Il nemico ha saputo allontanare le persone, allontanare i malati dai propri cari, le stesse persone si guardano con sospetto, gli stati si azzuffano per una partita di mascherine o di disinfettante. È una tecnica di guerra nota fin dall'antichità e va sotto il nome di 'divide et impera'. La divisione di chi deve combattere l'avanzata di un esercito invasore rende più fragile la stessa resistenza, a volte poco coordinata ed è più facile commettere errori o passi falsi, dando così all'altro la possibilità di guadagnare terreno prezioso ed incrinare il fronte.
Ma una guerra non si vince solo con chi è costretto a stare in prima linea. Tutti devono fare la loro parte. Così quando le prime linee sono ormai allo stremo, quando il numero delle perdite è così elevato da renderle costrette a ripiegare, quando le energie dei combattenti stanno per esaurirsi, proprio in quel momento diventa indispensabile il supporto delle retrovie, di chi fino a quel momento non è stato attaccato con la stessa violenza e, quindi, ha una maggiore capacità di reazione.
L'Italia di questi giorni vive esattamente questa situazione. Purtroppo le regioni del Nord, pur avendo un sistema organizzativo, sanitario e decisionale efficientissimo, hanno subìto l’attacco nemico con una tale irruenza da essere paragonate al fronte di una vera guerra, come tutti amano definirla. Le maggiori sconfitte della storia militare sono accadute però quando, esaurite le forze degli avamposti, le retrovie non sono state in grado di alimentarli con nuovi uomini, attrezzature e viveri. Così le migliori vittorie si sono avute quando queste linee di approvvigionamento hanno funzionato, è allora che la continuità della guerra viene garantita e la tenuta del fronte non è messa in discussione, impedendo così all’esercito avversario di dilagare.
Lo scenario che si delinea in Italia è dunque paragonabile, a quello di una strategia militare. A mio avviso non si tratta di una guerra, essa è un’altra cosa e comporta atri tipi di sacrifici. Però il senso è quello ed i mass media non lesinano paragoni con essa. Per cui a questo punto, visto ciò che sta accadendo al Nord, essa potrà essere vinta se si verificheranno determinate condizioni che chiameranno inevitabilmente ad essere interessate le regioni del Sud che attualmente rappresentano le famose seconde linee.
- Il senso di responsabilità e la consapevolezza di ogni cittadino non deve indurre alcuno a commettere “sciocchezze” sotto il profilo dell’ordine pubblico e del rispetto assoluto delle leggi in vigore, ciò determinerebbe infatti un ulteriore problema da gestire che si andrebbe a sommare all’attuale situazione difficile;
- Le strutture sanitarie ed i loro responsabili hanno il dovere di essere pronti a dare man forte a quel fronte avanzato di cui si è parlato prima. Come? A più di quaranta giorni dal primo caso accertato di coronavirus in Italia esse hanno avuto tutto il tempo di organizzarsi, laddove il fronte era ancora lontano, e di prendere i dovuti provvedimenti in caso esso dovesse avvicinarsi. Se così non è stato fatto, alla luce di ciò che sta succedendo, si è fatto un grave errore al quale bisogna rimediare immediatamente prima che sia troppo tardi.
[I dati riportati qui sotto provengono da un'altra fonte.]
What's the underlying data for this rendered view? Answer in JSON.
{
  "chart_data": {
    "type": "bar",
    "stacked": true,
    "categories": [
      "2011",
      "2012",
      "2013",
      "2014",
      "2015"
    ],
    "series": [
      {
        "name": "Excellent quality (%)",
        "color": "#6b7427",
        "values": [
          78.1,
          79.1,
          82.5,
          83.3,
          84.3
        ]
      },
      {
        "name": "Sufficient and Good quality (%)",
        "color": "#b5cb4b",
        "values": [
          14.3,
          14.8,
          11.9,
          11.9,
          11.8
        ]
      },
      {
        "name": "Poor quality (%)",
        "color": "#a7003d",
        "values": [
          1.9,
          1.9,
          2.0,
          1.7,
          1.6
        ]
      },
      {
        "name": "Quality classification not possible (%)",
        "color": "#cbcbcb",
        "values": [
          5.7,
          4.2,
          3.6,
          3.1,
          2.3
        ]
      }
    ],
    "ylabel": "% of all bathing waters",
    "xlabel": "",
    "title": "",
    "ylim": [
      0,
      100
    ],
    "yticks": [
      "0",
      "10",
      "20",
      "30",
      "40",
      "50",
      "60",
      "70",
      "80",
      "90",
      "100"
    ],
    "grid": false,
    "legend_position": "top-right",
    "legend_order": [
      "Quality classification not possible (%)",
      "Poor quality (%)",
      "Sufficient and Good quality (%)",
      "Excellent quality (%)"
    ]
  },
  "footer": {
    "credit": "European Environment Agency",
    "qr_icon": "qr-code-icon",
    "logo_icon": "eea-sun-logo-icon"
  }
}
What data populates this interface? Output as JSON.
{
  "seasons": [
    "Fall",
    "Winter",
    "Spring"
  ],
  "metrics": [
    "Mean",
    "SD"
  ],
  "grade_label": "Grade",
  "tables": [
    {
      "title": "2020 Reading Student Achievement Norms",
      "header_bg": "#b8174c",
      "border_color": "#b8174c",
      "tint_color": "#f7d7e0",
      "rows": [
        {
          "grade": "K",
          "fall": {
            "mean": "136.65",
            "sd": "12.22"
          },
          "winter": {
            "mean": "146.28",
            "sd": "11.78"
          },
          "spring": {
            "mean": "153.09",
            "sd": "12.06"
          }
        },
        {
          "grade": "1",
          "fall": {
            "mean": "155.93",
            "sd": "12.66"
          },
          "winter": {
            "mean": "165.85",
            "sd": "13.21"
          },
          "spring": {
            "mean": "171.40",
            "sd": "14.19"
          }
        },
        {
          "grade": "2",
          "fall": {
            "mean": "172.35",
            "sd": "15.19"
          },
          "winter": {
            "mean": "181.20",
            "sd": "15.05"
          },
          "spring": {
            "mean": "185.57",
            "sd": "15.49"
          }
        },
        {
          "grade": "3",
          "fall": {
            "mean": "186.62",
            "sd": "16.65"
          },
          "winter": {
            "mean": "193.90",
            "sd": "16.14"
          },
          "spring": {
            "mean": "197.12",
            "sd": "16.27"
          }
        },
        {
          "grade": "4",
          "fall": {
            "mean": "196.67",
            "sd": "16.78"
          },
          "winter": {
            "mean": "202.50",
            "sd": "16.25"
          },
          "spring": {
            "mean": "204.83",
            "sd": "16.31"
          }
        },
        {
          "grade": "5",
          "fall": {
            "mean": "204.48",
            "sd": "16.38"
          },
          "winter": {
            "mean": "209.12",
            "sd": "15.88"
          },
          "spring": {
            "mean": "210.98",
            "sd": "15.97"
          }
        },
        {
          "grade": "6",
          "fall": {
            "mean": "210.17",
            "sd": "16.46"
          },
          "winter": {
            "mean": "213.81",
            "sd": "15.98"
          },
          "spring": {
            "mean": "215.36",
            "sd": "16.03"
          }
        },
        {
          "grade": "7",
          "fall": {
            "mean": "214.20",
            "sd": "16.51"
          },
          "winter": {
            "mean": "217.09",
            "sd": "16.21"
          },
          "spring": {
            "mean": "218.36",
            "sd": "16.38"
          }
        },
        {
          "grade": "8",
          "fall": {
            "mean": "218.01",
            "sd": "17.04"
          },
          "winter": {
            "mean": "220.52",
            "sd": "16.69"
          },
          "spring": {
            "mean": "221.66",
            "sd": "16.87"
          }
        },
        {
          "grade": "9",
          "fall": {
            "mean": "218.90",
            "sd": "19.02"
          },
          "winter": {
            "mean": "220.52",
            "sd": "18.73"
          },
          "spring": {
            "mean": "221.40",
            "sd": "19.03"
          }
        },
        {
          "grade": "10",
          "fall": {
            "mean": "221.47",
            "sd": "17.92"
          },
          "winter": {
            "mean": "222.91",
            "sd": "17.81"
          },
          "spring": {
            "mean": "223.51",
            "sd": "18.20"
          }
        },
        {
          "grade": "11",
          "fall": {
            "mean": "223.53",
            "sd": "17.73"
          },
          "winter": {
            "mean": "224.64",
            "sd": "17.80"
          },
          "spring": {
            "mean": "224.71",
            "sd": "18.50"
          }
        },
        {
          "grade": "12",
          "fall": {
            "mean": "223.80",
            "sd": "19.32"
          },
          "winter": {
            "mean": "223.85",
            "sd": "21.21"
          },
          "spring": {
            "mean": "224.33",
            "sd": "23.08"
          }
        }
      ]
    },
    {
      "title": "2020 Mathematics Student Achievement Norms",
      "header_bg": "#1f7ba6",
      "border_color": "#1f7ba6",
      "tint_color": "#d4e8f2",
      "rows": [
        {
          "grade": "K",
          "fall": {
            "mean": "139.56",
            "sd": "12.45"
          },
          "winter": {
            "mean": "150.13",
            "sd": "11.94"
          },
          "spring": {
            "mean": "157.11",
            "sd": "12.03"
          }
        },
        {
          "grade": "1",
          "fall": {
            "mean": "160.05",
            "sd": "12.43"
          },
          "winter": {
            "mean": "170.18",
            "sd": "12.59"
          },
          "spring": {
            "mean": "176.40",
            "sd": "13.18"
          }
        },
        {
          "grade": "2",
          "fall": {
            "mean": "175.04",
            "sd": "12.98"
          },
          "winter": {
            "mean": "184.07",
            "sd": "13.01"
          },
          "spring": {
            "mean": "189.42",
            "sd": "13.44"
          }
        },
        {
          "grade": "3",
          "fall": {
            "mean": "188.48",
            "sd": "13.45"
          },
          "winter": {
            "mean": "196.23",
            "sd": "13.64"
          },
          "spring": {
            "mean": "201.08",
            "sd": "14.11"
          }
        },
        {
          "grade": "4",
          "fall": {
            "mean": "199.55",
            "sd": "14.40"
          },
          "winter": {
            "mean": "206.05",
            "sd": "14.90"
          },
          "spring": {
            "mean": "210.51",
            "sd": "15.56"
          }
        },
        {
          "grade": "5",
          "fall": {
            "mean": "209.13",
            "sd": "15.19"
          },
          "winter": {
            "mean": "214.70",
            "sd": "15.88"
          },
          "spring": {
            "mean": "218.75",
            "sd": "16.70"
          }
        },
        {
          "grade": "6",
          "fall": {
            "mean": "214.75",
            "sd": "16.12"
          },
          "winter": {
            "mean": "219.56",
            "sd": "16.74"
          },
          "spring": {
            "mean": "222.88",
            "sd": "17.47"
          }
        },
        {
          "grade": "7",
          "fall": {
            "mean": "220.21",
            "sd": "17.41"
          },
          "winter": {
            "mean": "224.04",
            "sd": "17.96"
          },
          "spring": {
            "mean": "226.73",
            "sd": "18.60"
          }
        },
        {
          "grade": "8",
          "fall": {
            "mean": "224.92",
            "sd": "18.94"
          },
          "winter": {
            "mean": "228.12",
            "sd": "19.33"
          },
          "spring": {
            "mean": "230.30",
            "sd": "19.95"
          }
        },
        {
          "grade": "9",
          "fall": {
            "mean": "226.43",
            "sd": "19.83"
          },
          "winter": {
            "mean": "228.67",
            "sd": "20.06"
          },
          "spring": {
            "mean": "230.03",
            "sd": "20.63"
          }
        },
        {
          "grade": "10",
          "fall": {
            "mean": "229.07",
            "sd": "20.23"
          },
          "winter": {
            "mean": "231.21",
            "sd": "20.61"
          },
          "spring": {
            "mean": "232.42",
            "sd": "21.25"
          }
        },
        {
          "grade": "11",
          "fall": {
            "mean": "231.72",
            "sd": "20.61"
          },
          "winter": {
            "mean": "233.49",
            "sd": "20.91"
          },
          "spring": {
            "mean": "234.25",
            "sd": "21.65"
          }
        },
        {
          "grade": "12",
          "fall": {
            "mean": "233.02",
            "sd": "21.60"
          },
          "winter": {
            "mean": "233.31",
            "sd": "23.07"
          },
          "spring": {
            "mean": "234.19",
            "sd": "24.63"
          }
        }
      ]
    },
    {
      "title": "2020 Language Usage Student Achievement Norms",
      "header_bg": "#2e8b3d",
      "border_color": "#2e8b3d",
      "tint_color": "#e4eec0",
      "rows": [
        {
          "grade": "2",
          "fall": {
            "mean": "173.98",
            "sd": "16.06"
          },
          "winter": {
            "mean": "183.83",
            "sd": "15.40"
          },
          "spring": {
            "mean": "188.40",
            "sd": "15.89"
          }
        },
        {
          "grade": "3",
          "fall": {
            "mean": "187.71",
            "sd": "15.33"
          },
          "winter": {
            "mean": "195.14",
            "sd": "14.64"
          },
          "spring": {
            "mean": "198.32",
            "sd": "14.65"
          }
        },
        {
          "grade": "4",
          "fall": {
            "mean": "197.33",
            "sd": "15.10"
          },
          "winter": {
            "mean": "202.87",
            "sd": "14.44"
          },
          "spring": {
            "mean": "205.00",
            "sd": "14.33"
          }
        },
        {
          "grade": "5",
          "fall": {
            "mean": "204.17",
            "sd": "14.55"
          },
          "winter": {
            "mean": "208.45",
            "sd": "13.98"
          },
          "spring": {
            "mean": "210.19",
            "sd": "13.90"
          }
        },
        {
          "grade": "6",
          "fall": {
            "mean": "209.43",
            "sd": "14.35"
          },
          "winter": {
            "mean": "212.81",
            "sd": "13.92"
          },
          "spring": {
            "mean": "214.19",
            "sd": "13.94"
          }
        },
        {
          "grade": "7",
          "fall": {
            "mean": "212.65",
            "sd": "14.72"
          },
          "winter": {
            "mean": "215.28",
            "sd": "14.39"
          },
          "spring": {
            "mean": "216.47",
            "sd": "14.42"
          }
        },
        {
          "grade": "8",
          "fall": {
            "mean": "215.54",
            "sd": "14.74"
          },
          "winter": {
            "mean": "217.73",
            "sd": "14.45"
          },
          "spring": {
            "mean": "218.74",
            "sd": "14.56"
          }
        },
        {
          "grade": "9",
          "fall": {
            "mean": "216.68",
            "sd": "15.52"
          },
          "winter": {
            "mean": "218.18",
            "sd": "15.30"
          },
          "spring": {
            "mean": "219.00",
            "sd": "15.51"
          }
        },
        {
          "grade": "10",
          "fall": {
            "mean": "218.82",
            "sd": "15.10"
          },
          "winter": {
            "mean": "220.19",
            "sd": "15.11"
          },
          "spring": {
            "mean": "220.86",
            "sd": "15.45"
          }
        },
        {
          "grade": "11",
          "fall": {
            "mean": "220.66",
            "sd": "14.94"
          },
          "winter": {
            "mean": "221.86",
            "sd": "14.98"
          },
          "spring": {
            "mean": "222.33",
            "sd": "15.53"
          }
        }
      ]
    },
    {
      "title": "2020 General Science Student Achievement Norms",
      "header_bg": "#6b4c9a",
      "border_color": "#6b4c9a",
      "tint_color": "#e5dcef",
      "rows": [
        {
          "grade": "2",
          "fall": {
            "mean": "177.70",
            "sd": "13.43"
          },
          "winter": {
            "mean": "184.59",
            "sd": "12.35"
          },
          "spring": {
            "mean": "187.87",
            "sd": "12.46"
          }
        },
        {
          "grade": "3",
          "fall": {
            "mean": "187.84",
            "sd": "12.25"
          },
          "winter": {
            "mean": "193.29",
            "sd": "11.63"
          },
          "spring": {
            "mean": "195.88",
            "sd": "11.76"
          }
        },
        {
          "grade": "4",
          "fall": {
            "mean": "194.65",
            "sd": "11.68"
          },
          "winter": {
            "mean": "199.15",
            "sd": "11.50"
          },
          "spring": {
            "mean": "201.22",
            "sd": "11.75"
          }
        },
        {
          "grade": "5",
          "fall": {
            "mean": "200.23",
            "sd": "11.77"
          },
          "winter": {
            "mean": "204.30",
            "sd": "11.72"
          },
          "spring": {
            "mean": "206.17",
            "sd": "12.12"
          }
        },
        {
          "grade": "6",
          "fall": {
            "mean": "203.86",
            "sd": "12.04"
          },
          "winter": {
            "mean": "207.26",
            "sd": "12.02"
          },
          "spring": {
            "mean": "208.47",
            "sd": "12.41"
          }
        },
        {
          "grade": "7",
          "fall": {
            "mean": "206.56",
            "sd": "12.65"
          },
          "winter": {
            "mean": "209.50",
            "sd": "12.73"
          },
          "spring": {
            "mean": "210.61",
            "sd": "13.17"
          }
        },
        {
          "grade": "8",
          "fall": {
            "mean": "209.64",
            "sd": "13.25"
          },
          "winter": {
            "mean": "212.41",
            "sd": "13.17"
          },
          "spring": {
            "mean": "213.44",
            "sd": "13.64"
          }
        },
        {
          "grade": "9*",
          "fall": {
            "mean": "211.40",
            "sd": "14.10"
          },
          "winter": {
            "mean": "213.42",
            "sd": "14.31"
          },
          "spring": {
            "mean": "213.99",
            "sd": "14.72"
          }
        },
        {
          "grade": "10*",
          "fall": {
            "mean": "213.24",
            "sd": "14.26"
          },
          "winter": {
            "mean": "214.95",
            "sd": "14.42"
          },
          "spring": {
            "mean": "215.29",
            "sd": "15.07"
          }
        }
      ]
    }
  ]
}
- La quarantena forzata, scattata in tutto il paese ormai più di venti giorni fa, ha fatto sì che l’onda dell’avanzata fosse smorzata dal Nord verso il Sud, quindi differendo con maggior incisività l’arco temporale che intercorrerebbe fra i numerosi contagi delle regioni settentrionali e quelli, speriamo pur sempre limitati, che vi dovessero essere al Sud. Sarebbe una follia non saper sfruttare questo vantaggio e quindi, arrestando l’avanzata in maniera efficace.
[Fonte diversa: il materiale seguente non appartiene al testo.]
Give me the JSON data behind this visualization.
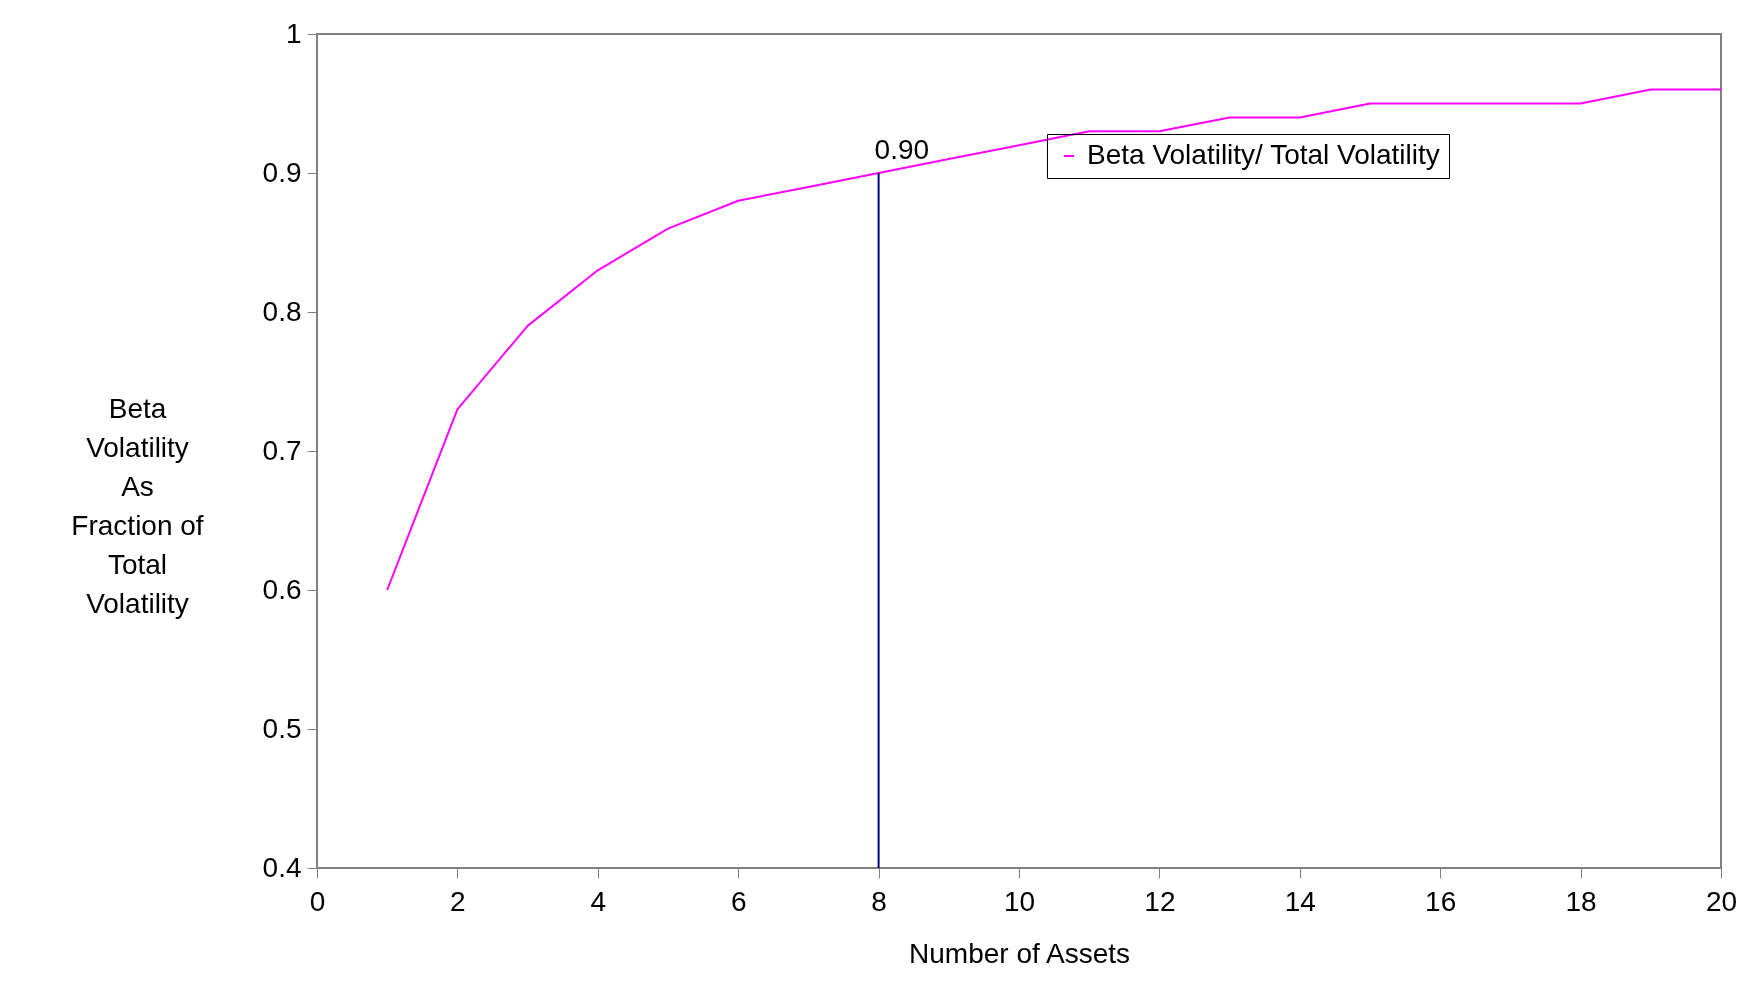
{
  "chart_data": {
    "type": "line",
    "xlabel": "Number of Assets",
    "ylabel": "Beta\nVolatility\nAs\nFraction of\nTotal\nVolatility",
    "x": [
      1,
      2,
      3,
      4,
      5,
      6,
      7,
      8,
      9,
      10,
      11,
      12,
      13,
      14,
      15,
      16,
      17,
      18,
      19,
      20
    ],
    "series": [
      {
        "name": "Beta Volatility/ Total Volatility",
        "color": "#ff00ff",
        "values": [
          0.6,
          0.73,
          0.79,
          0.83,
          0.86,
          0.88,
          0.89,
          0.9,
          0.91,
          0.92,
          0.93,
          0.93,
          0.94,
          0.94,
          0.95,
          0.95,
          0.95,
          0.95,
          0.96,
          0.96
        ]
      }
    ],
    "xlim": [
      0,
      20
    ],
    "xticks": [
      0,
      2,
      4,
      6,
      8,
      10,
      12,
      14,
      16,
      18,
      20
    ],
    "ylim": [
      0.4,
      1
    ],
    "yticks": [
      0.4,
      0.5,
      0.6,
      0.7,
      0.8,
      0.9,
      1
    ],
    "ref_lines": [
      {
        "axis": "x",
        "value": 8,
        "color": "#000080"
      }
    ],
    "annotations": [
      {
        "text": "0.90",
        "x": 8,
        "y": 0.9
      }
    ],
    "grid": false,
    "legend": "top right",
    "marker": "none"
  }
}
In sintesi ciò che è chiamato a fare il Sud nei prossimi giorni, se non nelle prossime ore, è un impegno forse ancor più delicato e determinante di quello che attualmente si sta facendo al Nord. Esso potrà dimostrare senso di unità, di solidarietà e di continuità dei sacrifici e della battaglia iniziata a Nord se saprà raccoglierne i risultati e contenere quanto più possibile l’epidemia mediante gli accorgimenti descritti. Allora si potrà veramente parlare di unità nazionale contro un nemico comune e ne potremo uscire tutti a testa alta.